I am not cured of alcoholism. I have a daily reprieve from drinking that with repetitive actions have created daily habits that safeguard me from picking up that first drink. There is no cure for alcoholism but there is recovery and tools to build a life without on a new foundation. I don't think about or crave alcohol regularly anymore which is a miracle in itself. I have redirected all my mental energy from negativity to positivity, purpose, and passion. I always had a vision of who I wanted to be and finally have had the tools and direction to become ME. I am a mom, a business owner, empowerment coach and writer. With twelve step recovery, therapy, church and a community of inspiring women I have all the support systems in place to keep me moving forward. Even when life gets messy which it still is. I have faced many tragic and unexpected losses in these last few years and two of them have been due to this disease which is why I am so passionate about sharing a message of hope and being an example of recovery. I have been able to walk through anything life has thrown my direction in sobriety because of my relationship with God.
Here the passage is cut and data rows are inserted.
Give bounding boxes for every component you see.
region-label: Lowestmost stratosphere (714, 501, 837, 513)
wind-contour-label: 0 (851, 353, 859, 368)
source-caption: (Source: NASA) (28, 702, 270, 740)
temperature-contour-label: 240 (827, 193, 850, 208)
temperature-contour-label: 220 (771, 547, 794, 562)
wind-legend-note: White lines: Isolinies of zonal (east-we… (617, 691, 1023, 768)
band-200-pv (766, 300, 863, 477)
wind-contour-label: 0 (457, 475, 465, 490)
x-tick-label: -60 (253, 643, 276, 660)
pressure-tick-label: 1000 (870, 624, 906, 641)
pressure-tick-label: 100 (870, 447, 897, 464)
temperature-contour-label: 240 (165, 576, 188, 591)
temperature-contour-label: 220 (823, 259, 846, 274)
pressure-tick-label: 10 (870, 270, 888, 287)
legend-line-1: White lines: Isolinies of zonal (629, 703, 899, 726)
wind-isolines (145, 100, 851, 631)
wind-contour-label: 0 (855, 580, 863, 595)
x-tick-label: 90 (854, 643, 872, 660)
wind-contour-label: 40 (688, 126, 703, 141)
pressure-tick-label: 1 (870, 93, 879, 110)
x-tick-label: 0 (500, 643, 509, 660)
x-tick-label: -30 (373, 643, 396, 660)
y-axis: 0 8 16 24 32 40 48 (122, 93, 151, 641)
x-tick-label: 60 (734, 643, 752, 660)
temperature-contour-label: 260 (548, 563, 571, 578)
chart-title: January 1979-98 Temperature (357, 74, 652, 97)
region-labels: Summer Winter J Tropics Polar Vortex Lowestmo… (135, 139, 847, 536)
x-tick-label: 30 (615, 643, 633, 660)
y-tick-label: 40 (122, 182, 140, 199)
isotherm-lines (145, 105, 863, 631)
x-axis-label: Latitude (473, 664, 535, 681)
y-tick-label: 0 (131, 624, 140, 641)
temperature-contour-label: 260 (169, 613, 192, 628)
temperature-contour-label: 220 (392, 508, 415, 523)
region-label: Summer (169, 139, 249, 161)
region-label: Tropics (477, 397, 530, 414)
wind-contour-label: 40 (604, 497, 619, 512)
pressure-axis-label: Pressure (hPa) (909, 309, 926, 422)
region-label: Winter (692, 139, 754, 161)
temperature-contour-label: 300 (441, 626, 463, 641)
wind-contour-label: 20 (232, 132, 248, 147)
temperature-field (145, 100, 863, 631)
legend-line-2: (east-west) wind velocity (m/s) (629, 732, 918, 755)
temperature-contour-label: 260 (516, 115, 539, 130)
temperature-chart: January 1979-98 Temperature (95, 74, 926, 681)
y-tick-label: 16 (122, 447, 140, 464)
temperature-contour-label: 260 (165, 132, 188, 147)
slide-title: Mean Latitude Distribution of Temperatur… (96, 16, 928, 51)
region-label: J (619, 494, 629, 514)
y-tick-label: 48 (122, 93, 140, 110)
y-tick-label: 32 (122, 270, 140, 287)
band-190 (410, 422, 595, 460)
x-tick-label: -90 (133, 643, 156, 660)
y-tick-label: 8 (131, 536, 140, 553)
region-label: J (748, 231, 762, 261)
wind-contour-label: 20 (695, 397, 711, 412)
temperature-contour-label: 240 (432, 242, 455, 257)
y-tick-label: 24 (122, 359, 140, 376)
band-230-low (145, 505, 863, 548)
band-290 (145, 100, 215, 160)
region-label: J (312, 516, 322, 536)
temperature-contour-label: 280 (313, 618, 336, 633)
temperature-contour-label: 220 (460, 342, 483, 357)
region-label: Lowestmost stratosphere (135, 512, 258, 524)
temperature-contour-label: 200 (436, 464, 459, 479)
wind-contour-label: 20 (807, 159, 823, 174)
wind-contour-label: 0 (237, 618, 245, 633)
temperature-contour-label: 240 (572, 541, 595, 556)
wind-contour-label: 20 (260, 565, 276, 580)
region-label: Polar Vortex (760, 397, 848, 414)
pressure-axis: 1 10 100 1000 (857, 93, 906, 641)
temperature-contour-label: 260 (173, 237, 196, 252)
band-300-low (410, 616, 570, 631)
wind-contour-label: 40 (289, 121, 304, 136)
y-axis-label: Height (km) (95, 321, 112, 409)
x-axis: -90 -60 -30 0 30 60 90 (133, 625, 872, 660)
The first model I had of a sober woman came into my life as a client during my rock bottom season and because of that I discovered that there were young women who could live free of addiction. I want to be a stand for teens and young women to have healthy relationships with themselves and others. I have become someone who has confidence, freedom of self expression, and most importantly peace from anxiety! Most of the time that is. When I am walking in the love and light of the Lord and living the design He created for me, not the other way around. For years I have compromised my worth to fit in and bought the lies that told me I am not enough. Today I am conquering that shame and guilt by following Jesus and believing His truth. I am allowing the Holy Spirit to guide me in hopes to share who I truly am and help others evolve their personal struggles into strengths too. The only way I know to do it is by allowing God to change my heart. I am not the model to follow, He is. He is the only one to have ever lived a sinless life and because I know that today I am able to forgive myself for past mistakes and forgive all those who have harmed me too. Freedom from anger, control, addiction, perfectionism, and every other idol that will inevitably rear it's ugly head throughout my life can be conquered through the one who has overcome the world.